THEN, vary your clocks, esp for those MCUs where you have to adjust the wait states based on clock rate.
On a SINGLE MCU, you are going to see those essentially two instructions vary in execution time by a very large amount. Lets just say 20 times longer in some cases than others.
Now take a small program or a small fraction of the dhrystone program. Compile that for your mcu, how many instructions do you see? Make minor to major optimization and other variations on the compile command line, how much does the code change. If two instructions can vary by lets call it 20 times in execution time, how bad can it get for 200 instructions or 2000 instructions? It can get pretty bad.
If you take the dhrystone programs you have right now with the compiler options you have right now, go into your bootstrap, add one nop (causing the entire binary to shift by one instruction in flash) run again. Add two, three, four. You are still not comparing different mcus just running your benchmark on one system.
Run with and without d cache, with and without i cache if you have each of those. turn on and off the flash prefetch if you have one and if you have a write buffer you can turn on and of try that. Still remaining on the same compiler same options same mcu.
Take the different functions in the dhrystone source code, and re-arrange them in the source code. instead of Proc_1, Proc_2, Proc_3 make it Proc_1, Proc_3, Proc_2. Do all of the above again. Re-arrange again, repeat.
Before leaving this mcu you should now see that the execution time of the same source code which is completely unmodified (other than perhaps re-arranging functions) can and will have vastly different execution times.
if you then start changing compiler options or keep the same source and change compilers, you will see even more of a difference in execution time.
How is it possible that dhrystone benchmarks today or from way back had a single result for each platform? Simple, that result was just one of a wide range, not really representing the platform.

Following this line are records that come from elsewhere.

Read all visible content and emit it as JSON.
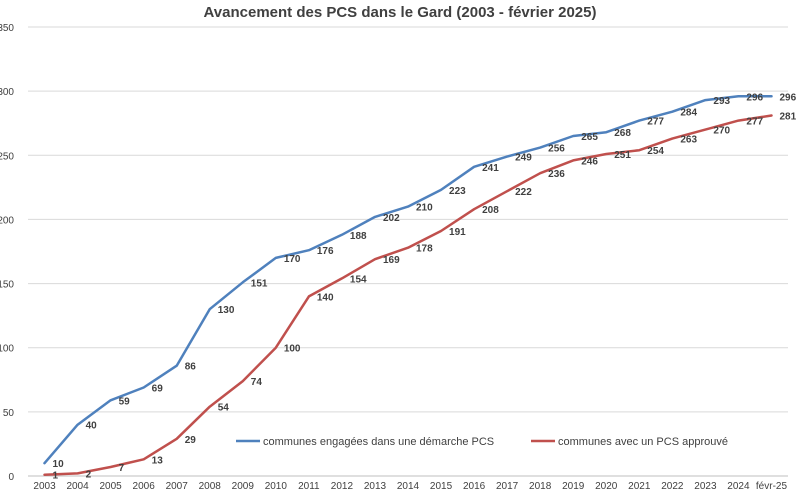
{
  "chart_data": {
    "type": "line",
    "title": "Avancement des PCS dans le Gard (2003 - février 2025)",
    "xlabel": "",
    "ylabel": "",
    "ylim": [
      0,
      350
    ],
    "yticks": [
      0,
      50,
      100,
      150,
      200,
      250,
      300,
      350
    ],
    "grid": true,
    "legend_position": "bottom-center",
    "categories": [
      "2003",
      "2004",
      "2005",
      "2006",
      "2007",
      "2008",
      "2009",
      "2010",
      "2011",
      "2012",
      "2013",
      "2014",
      "2015",
      "2016",
      "2017",
      "2018",
      "2019",
      "2020",
      "2021",
      "2022",
      "2023",
      "2024",
      "févr-25"
    ],
    "series": [
      {
        "name": "communes engagées dans une démarche PCS",
        "color": "#4f81bd",
        "values": [
          10,
          40,
          59,
          69,
          86,
          130,
          151,
          170,
          176,
          188,
          202,
          210,
          223,
          241,
          249,
          256,
          265,
          268,
          277,
          284,
          293,
          296,
          296
        ]
      },
      {
        "name": "communes avec un PCS approuvé",
        "color": "#c0504d",
        "values": [
          1,
          2,
          7,
          13,
          29,
          54,
          74,
          100,
          140,
          154,
          169,
          178,
          191,
          208,
          222,
          236,
          246,
          251,
          254,
          263,
          270,
          277,
          281
        ]
      }
    ]
  }
}
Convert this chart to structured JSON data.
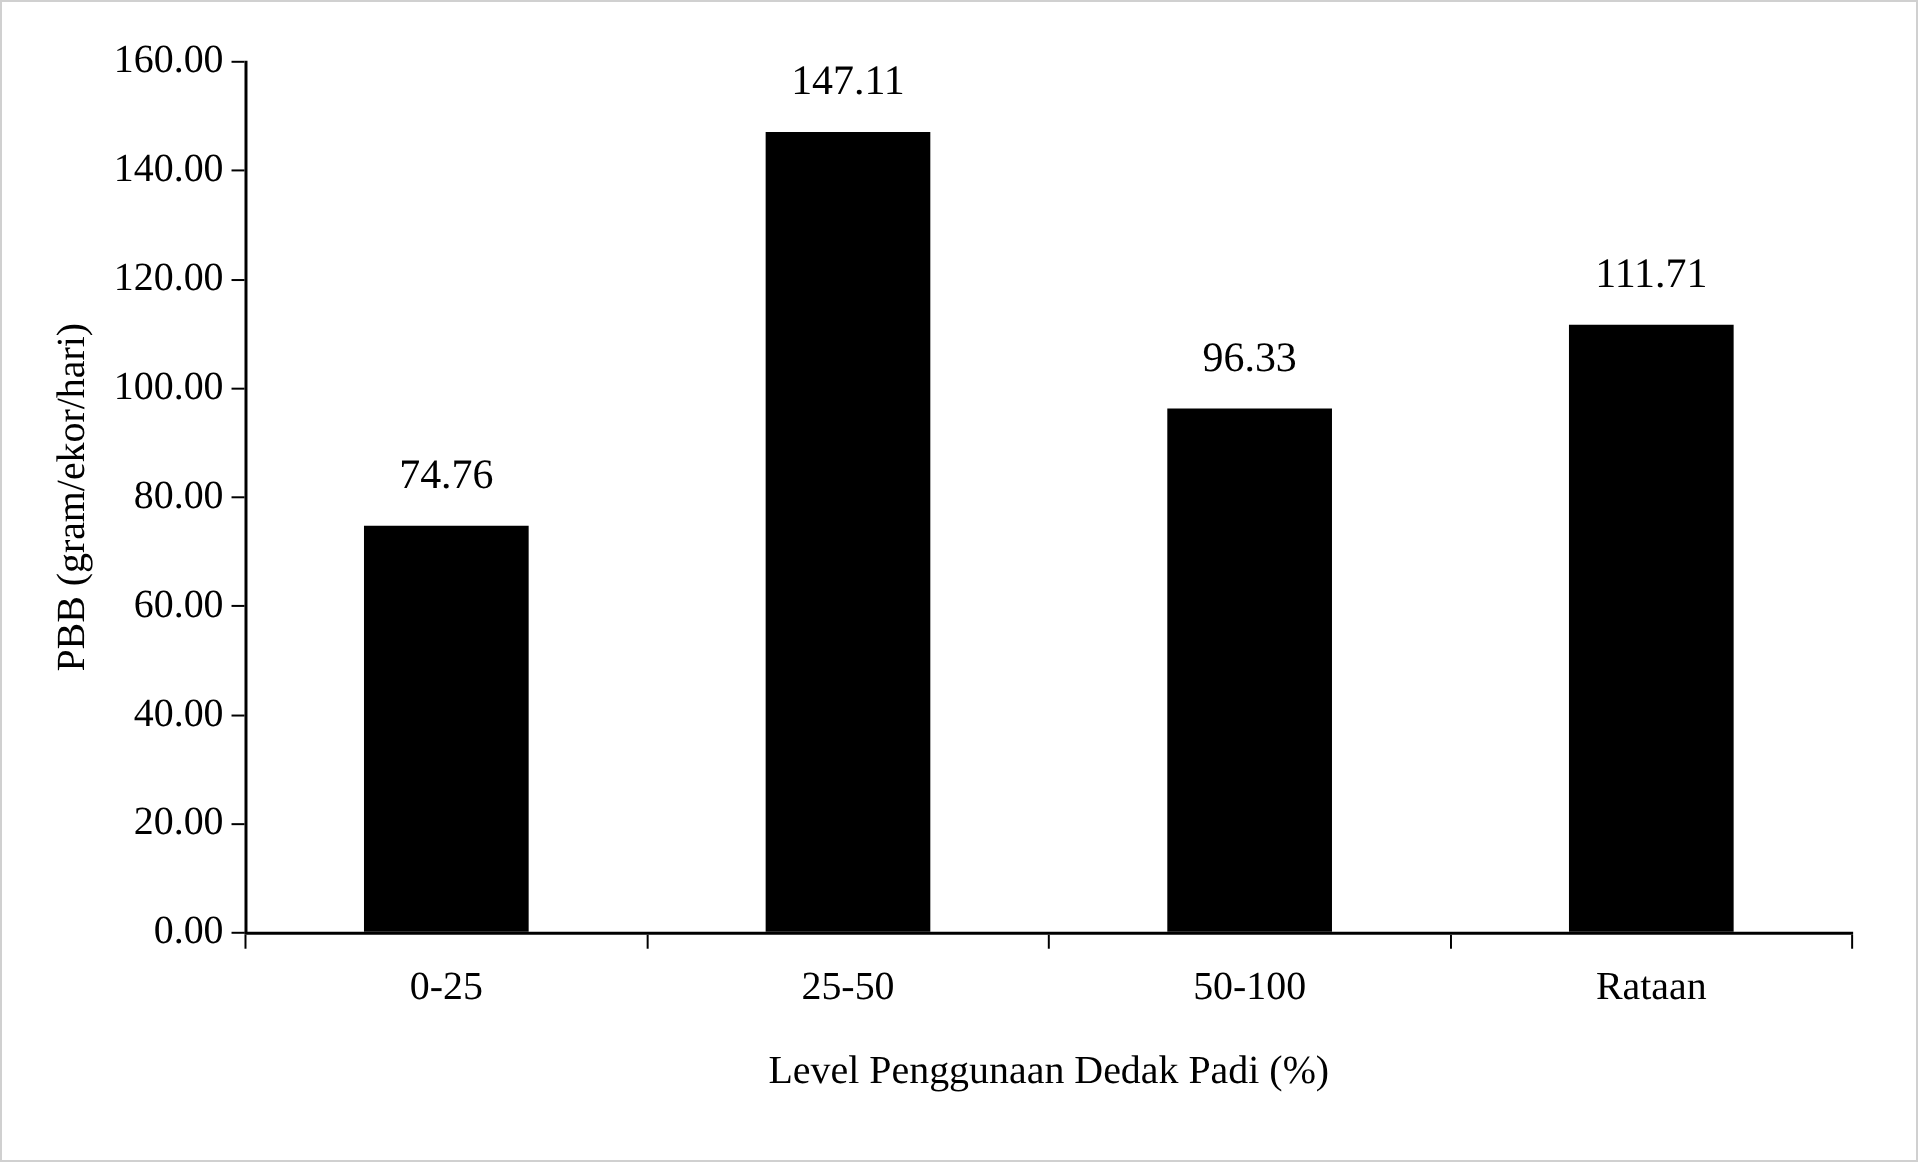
{
  "chart_data": {
    "type": "bar",
    "xlabel": "Level Penggunaan Dedak Padi (%)",
    "ylabel": "PBB (gram/ekor/hari)",
    "categories": [
      "0-25",
      "25-50",
      "50-100",
      "Rataan"
    ],
    "values": [
      74.76,
      147.11,
      96.33,
      111.71
    ],
    "color": "#000000",
    "ylim": [
      0,
      160
    ],
    "yticks": [
      {
        "value": 0,
        "label": "0.00"
      },
      {
        "value": 20,
        "label": "20.00"
      },
      {
        "value": 40,
        "label": "40.00"
      },
      {
        "value": 60,
        "label": "60.00"
      },
      {
        "value": 80,
        "label": "80.00"
      },
      {
        "value": 100,
        "label": "100.00"
      },
      {
        "value": 120,
        "label": "120.00"
      },
      {
        "value": 140,
        "label": "140.00"
      },
      {
        "value": 160,
        "label": "160.00"
      }
    ],
    "grid": false,
    "legend": false,
    "data_labels": true
  }
}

So then if you try to compare two different hardware platforms be it the same arm core inside a different mcu from the same vendor or different vendors. the arm core, assuming (which is not a safe assumption) it is the same source with the same compile/build options, even assuming the same verilog compile and synthesis was used. you can have that same core change based on arm provided options. Anyway, how the vendor be it the same vendor in two instances or two different vendors wraps that same core, you will see variations. Then take a completely different core be it another arm or a mips, etc. How could you gain any value comparing those using a program like this that itself varies widely on each platform?

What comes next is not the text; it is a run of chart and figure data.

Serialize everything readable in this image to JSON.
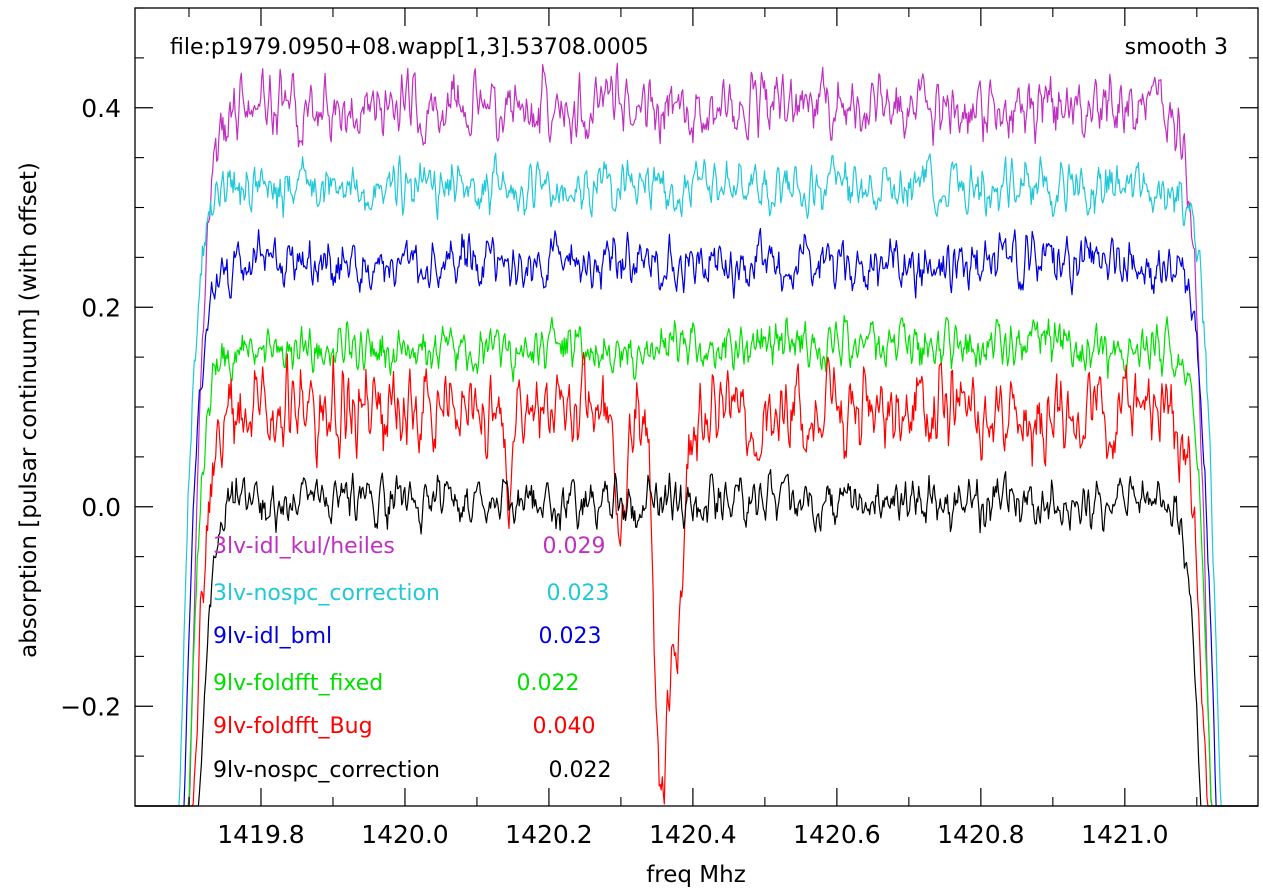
{
  "chart_data": {
    "type": "line",
    "title": "",
    "annotation_left": "file:p1979.0950+08.wapp[1,3].53708.0005",
    "annotation_right": "smooth 3",
    "xlabel": "freq Mhz",
    "ylabel": "absorption [pulsar continuum] (with offset)",
    "xlim": [
      1419.625,
      1421.185
    ],
    "ylim": [
      -0.3,
      0.5
    ],
    "x_ticks": [
      1419.8,
      1420.0,
      1420.2,
      1420.4,
      1420.6,
      1420.8,
      1421.0
    ],
    "x_tick_labels": [
      "1419.8",
      "1420.0",
      "1420.2",
      "1420.4",
      "1420.6",
      "1420.8",
      "1421.0"
    ],
    "y_ticks": [
      -0.2,
      0.0,
      0.2,
      0.4
    ],
    "y_tick_labels": [
      "−0.2",
      "0.0",
      "0.2",
      "0.4"
    ],
    "grid": false,
    "legend_position": "bottom-left",
    "series": [
      {
        "name": "3lv-idl_kul/heiles",
        "rms": "0.029",
        "color": "#c030c0",
        "level": 0.4,
        "noise": 0.022,
        "left_edge_x": 1419.67,
        "right_edge_x": 1421.12,
        "seed": 11
      },
      {
        "name": "3lv-nospc_correction",
        "rms": "0.023",
        "color": "#20c8d8",
        "level": 0.32,
        "noise": 0.018,
        "left_edge_x": 1419.655,
        "right_edge_x": 1421.135,
        "seed": 23
      },
      {
        "name": "9lv-idl_bml",
        "rms": "0.023",
        "color": "#0000dd",
        "level": 0.245,
        "noise": 0.018,
        "left_edge_x": 1419.66,
        "right_edge_x": 1421.13,
        "seed": 37
      },
      {
        "name": "9lv-foldfft_fixed",
        "rms": "0.022",
        "color": "#00e000",
        "level": 0.16,
        "noise": 0.017,
        "left_edge_x": 1419.665,
        "right_edge_x": 1421.125,
        "seed": 41
      },
      {
        "name": "9lv-foldfft_Bug",
        "rms": "0.040",
        "color": "#ff0000",
        "level": 0.095,
        "noise": 0.028,
        "left_edge_x": 1419.67,
        "right_edge_x": 1421.12,
        "seed": 53,
        "features": [
          {
            "x": 1420.145,
            "depth": 0.11,
            "width": 0.008
          },
          {
            "x": 1420.3,
            "depth": 0.12,
            "width": 0.01
          },
          {
            "x": 1420.355,
            "depth": 0.36,
            "width": 0.012
          },
          {
            "x": 1420.375,
            "depth": 0.22,
            "width": 0.014
          }
        ]
      },
      {
        "name": "9lv-nospc_correction",
        "rms": "0.022",
        "color": "#000000",
        "level": 0.005,
        "noise": 0.017,
        "left_edge_x": 1419.675,
        "right_edge_x": 1421.115,
        "seed": 67
      }
    ]
  }
}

You cant. What you can do is use benchmarks to give the illusion of one thing being better than another, one computer is faster than another, one compiler is faster than another. In order to sell computers or compilers. Sprints coverage is within one percent of Verizons...does that tell us anything useful? Nope.
If you were to eliminate the compiler from the equation, and if these are truly the same "CPU", same rev of source from ARM, built the same way, then they should fetch the same, but the size of the cache is part of that so it may already be a different cpu implementation as the width or depth of the cache can affect things. In software it is like needing a 32 bit pointer rather than a 16 bit pointer (17 bit instead of 16, but you cant have a 17 bit generally in logic you can).
Anyway, if you compile the code under test one time for an address space that is common to both platforms, use that same binary exactly for that space, can attach different bootstrap code as needed, note the C library calls strcpy, etc also have to be the same in the same space between platforms to eliminate the compiler and alignment from messing you up. this may or may not level the playing field.
If you want to believe these are the same cpu, then turn the caches off, eliminate the compiler variations by doing the above. See if they execute the same. Copy the program to ram and run in ram, eliminate the flash issues. I assume you have them both clocked the same with the same wait states in the flash?
if they are the same cpu and the chip vendor has with these two chips made the memory system take the same number of clocks say for ram accesses, and it is really the same cpu, you should be able to get the same time by eliminating optimizations (caching, flash prefetching, alignment).
what you are probably seeing is some form of alignment with how the code lies in memory from the compiler vs cache lines, or it could be much much simpler it could be just the differences in the caches, how the hits and misses work and the 4KB is just more lucky than the 8KB for this particular program compiled a certain way, aligned in memory a certain way, etc.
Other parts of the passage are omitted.